As the TV newsweeklies have proliferated, with some programs appearing two and three times a week, the amount of sensationalistic reporting -- hidden cameras, "gotcha" interviews -- has also grown. Sitrick and Company (named Crisis Management Firm of the Year by Inside PR magazine in 1997) does not believe in screaming denunciations of accusations, or feigned incredulity. (Think of Nate Thurm, Martin Short's parody of a "60 Minutes" victim, looking at the camera and asking the audience: "Is it me or is it him?" Not very convincing.) He and his staff (experienced journalists and lawyers among them) are the equivalent of Clinton's pre-election "war room," though more Stephanopolous than Carville. "Public relations is a business of subtleties," Sitrick said in an interview. "Sometimes it's tone of voice. Sometimes it's the way you approach it. And it's basically credibility -- we'll never lie to a reporter. And we won't allow our clients to lie, because all we have is our credibility."

Indeed, Metabolife's Ellis comes off as painfully honest in the unedited "20/20" interview. But Sitrick isn't advocating pure, unadulterated access, either. He wants his clients to share control of the dialogue with the press, whether the press likes it or not. Kathie Lee Gifford (represented by PR titan Howard Rubinstein) is no stranger to controversy. She's reportedly said she won't sit for magazine interviews anymore, claiming that reporters have distorted what she has said. She'll only do live TV, according to her handlers, because she can control how she comes across. But for talk-show host and CEO alike, there is no easy way to dodge tough questions of a personal (marital problems?) or public (sweatshop questions?) nature without coming off looking like kind of a toad.

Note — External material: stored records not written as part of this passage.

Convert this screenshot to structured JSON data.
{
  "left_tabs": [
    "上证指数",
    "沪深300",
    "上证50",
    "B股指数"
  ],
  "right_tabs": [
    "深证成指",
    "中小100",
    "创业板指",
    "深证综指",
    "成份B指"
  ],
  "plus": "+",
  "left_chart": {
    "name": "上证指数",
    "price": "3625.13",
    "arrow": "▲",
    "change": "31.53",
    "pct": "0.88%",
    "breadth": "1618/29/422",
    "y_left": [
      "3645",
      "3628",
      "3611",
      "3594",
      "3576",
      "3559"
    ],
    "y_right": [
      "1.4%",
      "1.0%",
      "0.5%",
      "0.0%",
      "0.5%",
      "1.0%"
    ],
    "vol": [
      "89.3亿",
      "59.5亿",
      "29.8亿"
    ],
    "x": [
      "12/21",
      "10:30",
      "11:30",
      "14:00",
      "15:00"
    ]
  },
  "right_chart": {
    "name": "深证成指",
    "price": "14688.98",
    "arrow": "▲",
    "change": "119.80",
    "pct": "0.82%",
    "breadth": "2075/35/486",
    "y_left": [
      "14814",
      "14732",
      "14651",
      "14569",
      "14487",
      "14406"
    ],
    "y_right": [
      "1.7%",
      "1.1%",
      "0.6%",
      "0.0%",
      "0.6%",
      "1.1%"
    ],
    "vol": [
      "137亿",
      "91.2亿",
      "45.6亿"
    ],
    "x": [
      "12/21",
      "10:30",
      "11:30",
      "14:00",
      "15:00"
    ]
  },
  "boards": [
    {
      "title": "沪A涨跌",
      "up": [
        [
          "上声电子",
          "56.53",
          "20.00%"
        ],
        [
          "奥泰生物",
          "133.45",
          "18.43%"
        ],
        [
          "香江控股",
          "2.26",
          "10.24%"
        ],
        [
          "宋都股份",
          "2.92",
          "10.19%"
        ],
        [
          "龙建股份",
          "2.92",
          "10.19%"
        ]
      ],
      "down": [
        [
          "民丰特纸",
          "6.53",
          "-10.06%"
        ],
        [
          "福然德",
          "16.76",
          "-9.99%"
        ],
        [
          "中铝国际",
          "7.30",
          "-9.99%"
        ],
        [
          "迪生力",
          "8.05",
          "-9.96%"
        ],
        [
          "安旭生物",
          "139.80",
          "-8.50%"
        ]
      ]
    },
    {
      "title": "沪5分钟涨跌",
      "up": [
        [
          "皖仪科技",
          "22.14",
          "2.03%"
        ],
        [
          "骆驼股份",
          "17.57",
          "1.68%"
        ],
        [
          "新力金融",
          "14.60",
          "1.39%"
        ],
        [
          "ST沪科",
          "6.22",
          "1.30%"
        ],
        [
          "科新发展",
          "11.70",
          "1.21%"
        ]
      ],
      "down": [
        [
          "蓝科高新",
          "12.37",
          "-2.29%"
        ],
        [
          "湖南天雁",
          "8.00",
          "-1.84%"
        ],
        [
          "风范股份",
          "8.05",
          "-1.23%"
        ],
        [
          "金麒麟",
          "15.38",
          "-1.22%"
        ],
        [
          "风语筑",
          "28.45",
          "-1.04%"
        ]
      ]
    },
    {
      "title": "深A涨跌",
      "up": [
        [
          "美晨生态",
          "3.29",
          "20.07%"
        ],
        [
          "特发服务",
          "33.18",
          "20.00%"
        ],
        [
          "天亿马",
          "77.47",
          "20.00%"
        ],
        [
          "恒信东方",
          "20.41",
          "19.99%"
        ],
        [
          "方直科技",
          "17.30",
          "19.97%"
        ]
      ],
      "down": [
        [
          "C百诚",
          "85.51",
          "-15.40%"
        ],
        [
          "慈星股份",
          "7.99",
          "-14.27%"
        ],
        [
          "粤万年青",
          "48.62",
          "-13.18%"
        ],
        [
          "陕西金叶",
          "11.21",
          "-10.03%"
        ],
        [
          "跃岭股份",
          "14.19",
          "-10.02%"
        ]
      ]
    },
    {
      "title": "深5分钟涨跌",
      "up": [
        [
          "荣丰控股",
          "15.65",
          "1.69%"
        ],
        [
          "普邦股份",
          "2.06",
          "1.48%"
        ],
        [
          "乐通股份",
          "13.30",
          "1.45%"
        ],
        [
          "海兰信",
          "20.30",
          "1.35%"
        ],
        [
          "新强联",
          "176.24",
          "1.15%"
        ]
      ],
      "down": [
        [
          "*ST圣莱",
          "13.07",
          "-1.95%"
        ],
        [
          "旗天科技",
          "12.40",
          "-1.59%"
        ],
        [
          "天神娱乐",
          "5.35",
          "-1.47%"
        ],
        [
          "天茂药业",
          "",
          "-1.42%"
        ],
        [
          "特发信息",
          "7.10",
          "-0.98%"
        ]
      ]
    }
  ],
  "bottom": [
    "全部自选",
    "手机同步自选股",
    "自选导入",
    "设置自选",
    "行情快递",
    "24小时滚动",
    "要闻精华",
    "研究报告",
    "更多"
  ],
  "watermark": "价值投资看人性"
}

And Sitrick knows from toads. In 1996 he handled the El Torito restaurant chain in Southern California. One of its customers claimed he chomped into a taco and bit off the head of a frog. "El Torito was panicked when they called us up," Sitrick recalled later. "I said, 'What do you know about this guy?' They did a database search and found that he had been convicted of credit-card fraud, and he had filed for personal bankruptcy. We had the frog tested at a university and they found there weren't teeth marks in it, and the head was still part of it.

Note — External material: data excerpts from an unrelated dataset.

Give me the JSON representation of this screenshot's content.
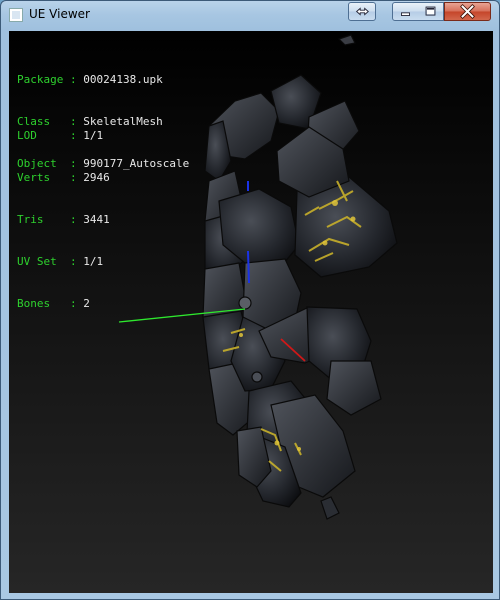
{
  "window": {
    "title": "UE Viewer"
  },
  "colors": {
    "info_label": "#2ed12e",
    "info_value": "#e8e8e8",
    "axis_x": "#d01818",
    "axis_y": "#2ee82e",
    "axis_z": "#1a32e6"
  },
  "info": {
    "rows": [
      {
        "label": "Package",
        "value": "00024138.upk"
      },
      {
        "label": "Class",
        "value": "SkeletalMesh"
      },
      {
        "label": "Object",
        "value": "990177_Autoscale"
      }
    ],
    "stats": [
      {
        "label": "LOD",
        "value": "1/1"
      },
      {
        "label": "Verts",
        "value": "2946"
      },
      {
        "label": "Tris",
        "value": "3441"
      },
      {
        "label": "UV Set",
        "value": "1/1"
      },
      {
        "label": "Bones",
        "value": "2"
      }
    ]
  },
  "icons": {
    "window": "app-icon",
    "restore": "swap-arrows-icon",
    "minimize": "minimize-icon",
    "maximize": "maximize-icon",
    "close": "close-icon"
  }
}
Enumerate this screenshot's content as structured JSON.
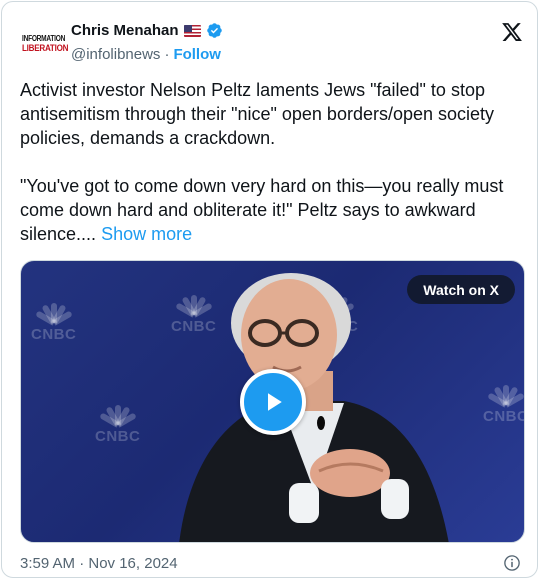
{
  "author": {
    "logo_line1": "INFORMATION",
    "logo_line2": "LIBERATION",
    "name": "Chris Menahan",
    "handle": "@infolibnews",
    "separator": "·",
    "follow_label": "Follow"
  },
  "tweet": {
    "text": "Activist investor Nelson Peltz laments Jews \"failed\" to stop antisemitism through their \"nice\" open borders/open society policies, demands a crackdown.\n\n\"You've got to come down very hard on this—you really must come down hard and obliterate it!\" Peltz says to awkward silence....",
    "show_more_label": "Show more"
  },
  "media": {
    "watch_label": "Watch on X",
    "backdrop_logo_text": "CNBC"
  },
  "footer": {
    "timestamp": "3:59 AM · Nov 16, 2024"
  },
  "icons": {
    "flag": "us-flag-icon",
    "verified": "verified-badge-icon",
    "x_logo": "x-logo-icon",
    "play": "play-icon",
    "info": "info-icon"
  },
  "colors": {
    "accent": "#1d9bf0",
    "text": "#0f1419",
    "secondary": "#536471",
    "logo_red": "#c1121f",
    "video_backdrop": "#23337f"
  }
}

"The first thing we did is, we found out if it could possibly be true. We grilled the people at the company the way a reporter would if they had access. Then we looked at the guy's background. Then we had the frog inspected by an expert. If the guy had really been good, he would have really put the frog in his mouth and bit down on it, but he didn't do that. By disproving it, and showing why it couldn't have happened -- and then the media found his ex-girlfriend, who said he had always been planning to get a lot of money by planting a frog in a restaurant -- the thing went away like that."

Metabolife's problems are a bit more serious than one dead frog. And it's too soon to tell if putting the "20/20" interview on the Web won the company any friends. A visit to the "20/20" chat room found opinion running in its favor. (Though it's hard to say who's logging on; the "20/20" interview was held in a high school auditorium packed with Metabolife employees who cheered as if at a pep rally.) But it's the sort of move we should come to expect from publicity-savvy companies armed with the same tools of communication -- and often bigger budgets -- as the networks and news organizations.

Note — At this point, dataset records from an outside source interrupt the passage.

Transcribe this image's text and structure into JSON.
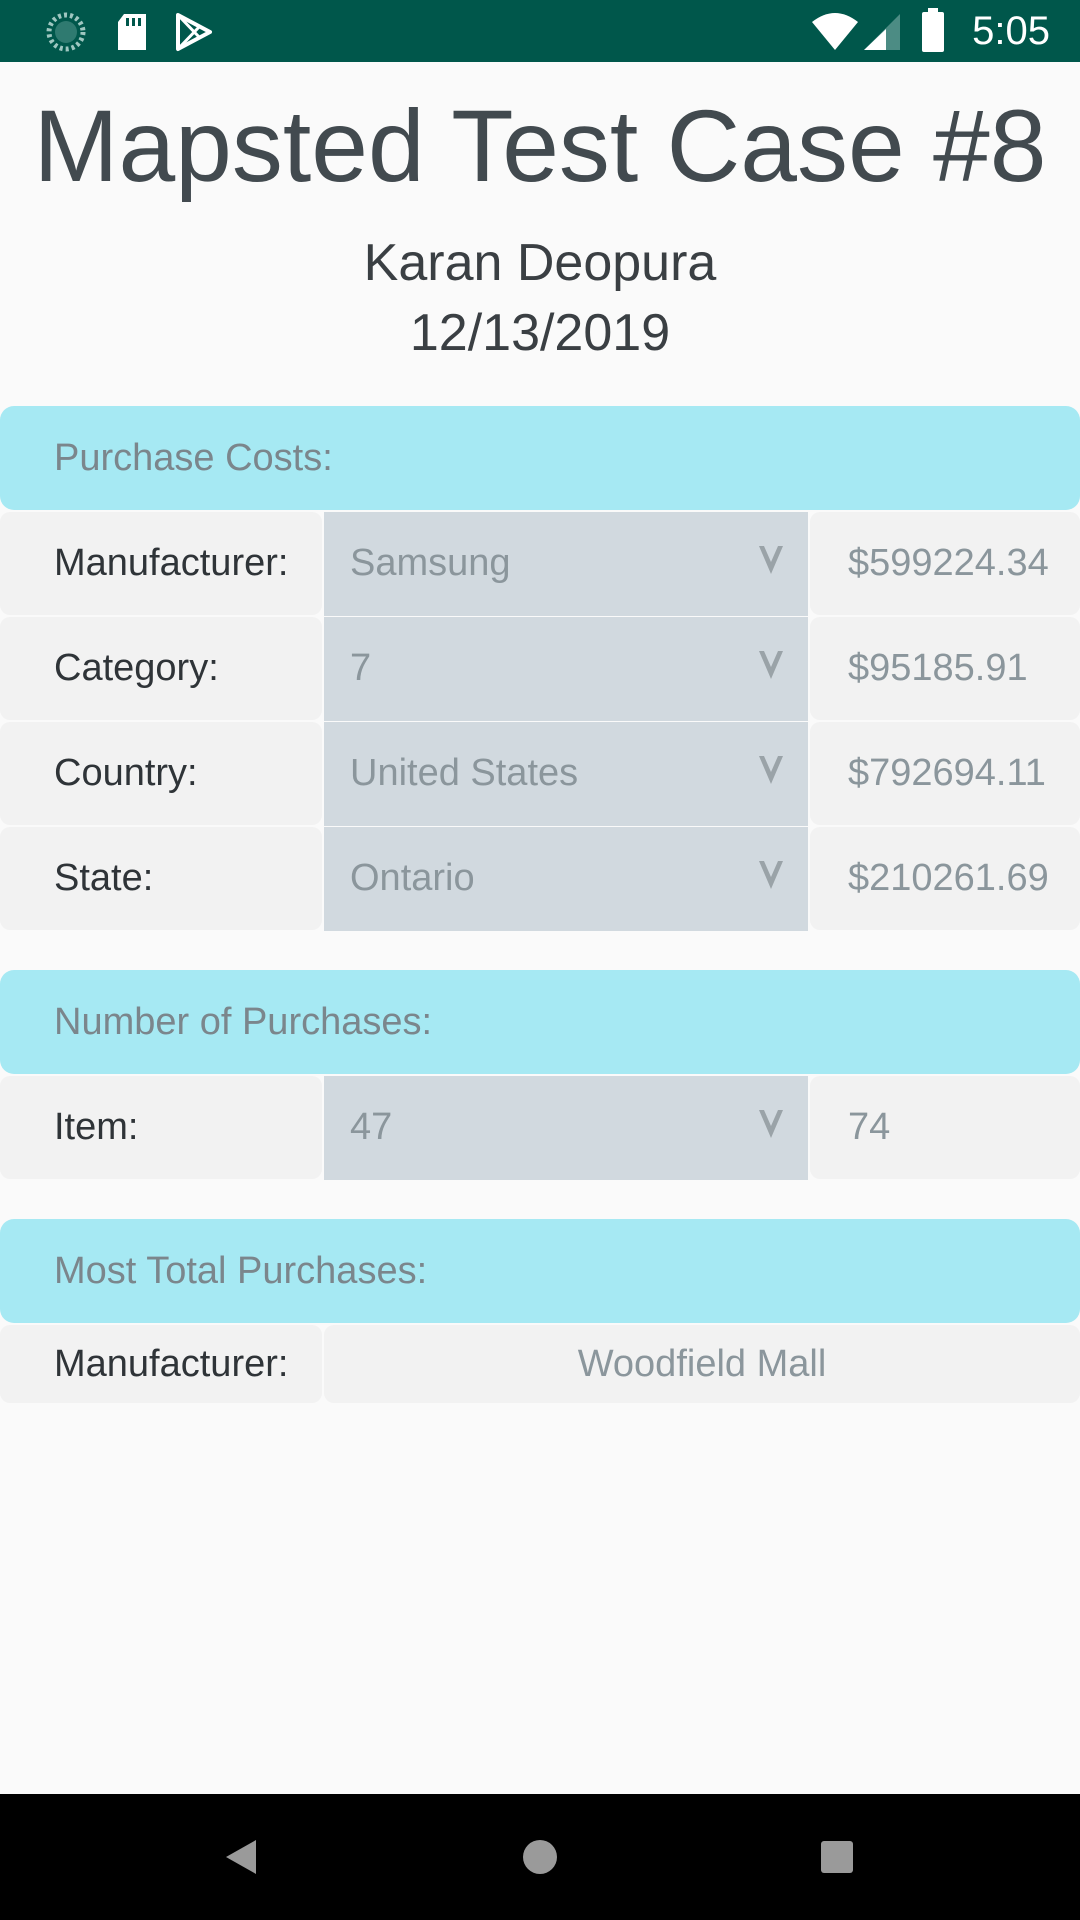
{
  "status_bar": {
    "time": "5:05",
    "left_icons": [
      "sync-icon",
      "sd-card-icon",
      "play-store-icon"
    ],
    "right_icons": [
      "wifi-icon",
      "signal-icon",
      "battery-icon"
    ]
  },
  "header": {
    "title": "Mapsted Test Case #8",
    "author": "Karan Deopura",
    "date": "12/13/2019"
  },
  "purchase_costs": {
    "heading": "Purchase Costs:",
    "rows": [
      {
        "label": "Manufacturer:",
        "selected": "Samsung",
        "value": "$599224.34"
      },
      {
        "label": "Category:",
        "selected": "7",
        "value": "$95185.91"
      },
      {
        "label": "Country:",
        "selected": "United States",
        "value": "$792694.11"
      },
      {
        "label": "State:",
        "selected": "Ontario",
        "value": "$210261.69"
      }
    ]
  },
  "number_of_purchases": {
    "heading": "Number of Purchases:",
    "rows": [
      {
        "label": "Item:",
        "selected": "47",
        "value": "74"
      }
    ]
  },
  "most_total_purchases": {
    "heading": "Most Total Purchases:",
    "label": "Manufacturer:",
    "value": "Woodfield Mall"
  },
  "nav_bar": {
    "buttons": [
      "back-icon",
      "home-icon",
      "recents-icon"
    ]
  },
  "colors": {
    "status_bar": "#00574b",
    "section_header": "#a6e9f3",
    "select_background": "#d1d9df",
    "cell_background": "#f2f2f2"
  }
}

And it is more than their right (or their client's right) to defend themselves. The over-hyped, more-sizzle-than-steak nature of many TV "investigations" warrants more checks and balances. The reporter's responsibility to be fair and accurate is offset by the sponsor's need for eyeballs. ("Metabolife: Who Knows?" isn't much of a teaser.) And the viewer has his own responsibility: to watch each report with a skeptical eye, bullshit detector at hand.

Though I'd still be careful biting into that taco.